Präsidentschafts- und Parlamentswahlen in Argentinien. Umfragen sehen Amtsinhaberin vorn

Von Johannes Schulten *

Es war wohl der letzte Beweis, daß sich der Wind in Argentinien gedreht hat. Einige Tage vor der Präsidentschaftswahl am Sonntag (23. Okt.) besuchte Amtsinhaberin Cristina Fernández de Kirchner die Hauptgeschäftsstelle der vier großen Agrarlobbyverbände. Diese hatten 2008 und 2009 das Land mit Massenprotesten und Straßenblockaden lahmgelegt, um die Erhöhung der Steuern auf Sojaexporte zu verhindern. Die Regierung stürzte damals in ihre bis dahin schwerste politische Krise. Beim Treffen am Montag war von all dem nichts zu hören. Die Vertreter der Sojaexporteure sprachen sogar vom Beginn einer »neuen Etappe«.

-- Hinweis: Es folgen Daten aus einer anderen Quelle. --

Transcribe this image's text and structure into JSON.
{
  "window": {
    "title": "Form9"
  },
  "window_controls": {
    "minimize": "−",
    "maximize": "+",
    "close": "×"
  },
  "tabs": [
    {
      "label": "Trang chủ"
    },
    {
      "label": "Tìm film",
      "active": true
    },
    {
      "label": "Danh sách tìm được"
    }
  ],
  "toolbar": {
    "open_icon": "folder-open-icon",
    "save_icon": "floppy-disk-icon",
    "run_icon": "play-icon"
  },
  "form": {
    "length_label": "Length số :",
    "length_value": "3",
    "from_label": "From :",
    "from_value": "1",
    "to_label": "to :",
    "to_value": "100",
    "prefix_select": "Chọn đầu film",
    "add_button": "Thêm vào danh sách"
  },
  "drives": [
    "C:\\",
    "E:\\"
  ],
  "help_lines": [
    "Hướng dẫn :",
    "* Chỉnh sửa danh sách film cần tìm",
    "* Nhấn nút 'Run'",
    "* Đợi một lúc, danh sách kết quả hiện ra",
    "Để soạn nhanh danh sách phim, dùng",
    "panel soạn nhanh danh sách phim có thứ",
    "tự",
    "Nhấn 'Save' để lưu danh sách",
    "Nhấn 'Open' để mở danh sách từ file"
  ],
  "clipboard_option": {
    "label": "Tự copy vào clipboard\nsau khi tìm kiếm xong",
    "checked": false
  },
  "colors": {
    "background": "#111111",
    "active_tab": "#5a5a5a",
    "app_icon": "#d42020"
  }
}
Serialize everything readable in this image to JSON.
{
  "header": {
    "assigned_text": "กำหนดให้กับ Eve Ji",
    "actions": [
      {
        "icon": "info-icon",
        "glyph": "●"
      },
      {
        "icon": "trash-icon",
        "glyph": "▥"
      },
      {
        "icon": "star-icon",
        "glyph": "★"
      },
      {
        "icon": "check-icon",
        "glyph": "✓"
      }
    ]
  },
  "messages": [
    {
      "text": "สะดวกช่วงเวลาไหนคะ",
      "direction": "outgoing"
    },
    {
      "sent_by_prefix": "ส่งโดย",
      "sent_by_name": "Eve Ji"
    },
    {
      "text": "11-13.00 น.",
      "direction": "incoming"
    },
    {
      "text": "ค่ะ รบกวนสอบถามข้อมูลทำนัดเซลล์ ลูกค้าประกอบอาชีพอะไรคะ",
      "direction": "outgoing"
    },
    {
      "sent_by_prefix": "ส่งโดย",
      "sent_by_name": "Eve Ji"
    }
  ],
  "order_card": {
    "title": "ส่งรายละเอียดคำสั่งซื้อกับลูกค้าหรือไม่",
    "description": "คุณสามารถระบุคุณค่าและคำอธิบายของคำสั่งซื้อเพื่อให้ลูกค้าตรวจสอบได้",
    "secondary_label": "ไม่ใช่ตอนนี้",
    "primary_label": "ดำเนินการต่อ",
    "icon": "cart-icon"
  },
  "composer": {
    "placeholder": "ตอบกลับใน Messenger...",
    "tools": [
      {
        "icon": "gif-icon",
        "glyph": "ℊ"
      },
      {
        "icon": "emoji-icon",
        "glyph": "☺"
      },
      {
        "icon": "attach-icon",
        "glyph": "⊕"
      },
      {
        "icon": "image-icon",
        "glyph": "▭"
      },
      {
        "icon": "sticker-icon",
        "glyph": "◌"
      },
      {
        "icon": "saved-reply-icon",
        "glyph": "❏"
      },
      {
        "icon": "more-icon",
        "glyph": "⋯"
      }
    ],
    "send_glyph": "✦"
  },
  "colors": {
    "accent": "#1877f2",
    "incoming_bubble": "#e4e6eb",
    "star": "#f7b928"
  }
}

Tatsächlich gibt es derzeit kaum politische Konflikte, die eine zweite Amtszeit der 58jährigen Ehefrau des vor einem Jahr gestorbenen Expräsidenten Néstor Kirchner (2003–2007) gefährden könnten. Dementsprechend klangen auch ihre Worte zum Kampagnenabschluß am Donnerstag eher nach einer Siegesrede denn nach einer Wahlveranstaltung. Vor Tausenden Anhängern in Buenos Aires appellierte die Präsidentin an Alliierte wie politische Gegner, die »kleinen Differenzen« beiseite zu lassen und sich auf die Einheit zu konzentrieren.

Die Meinungsumfragen geben ihr allen Grund zum Optimismus. Nach den letzten Prognosen vom Wochenende könnte Fernández de Kirchner mit ihrem linksperonistischen Bündnis »Front für den Sieg« (FPV) auf bis zu 53 Prozent der Stimmen kommen. Für eine Wiederwahl in der ersten Runde genügen bereits 40 Prozent und ein Vorsprung von zehn Prozentpunkten auf den Zweitplazierten.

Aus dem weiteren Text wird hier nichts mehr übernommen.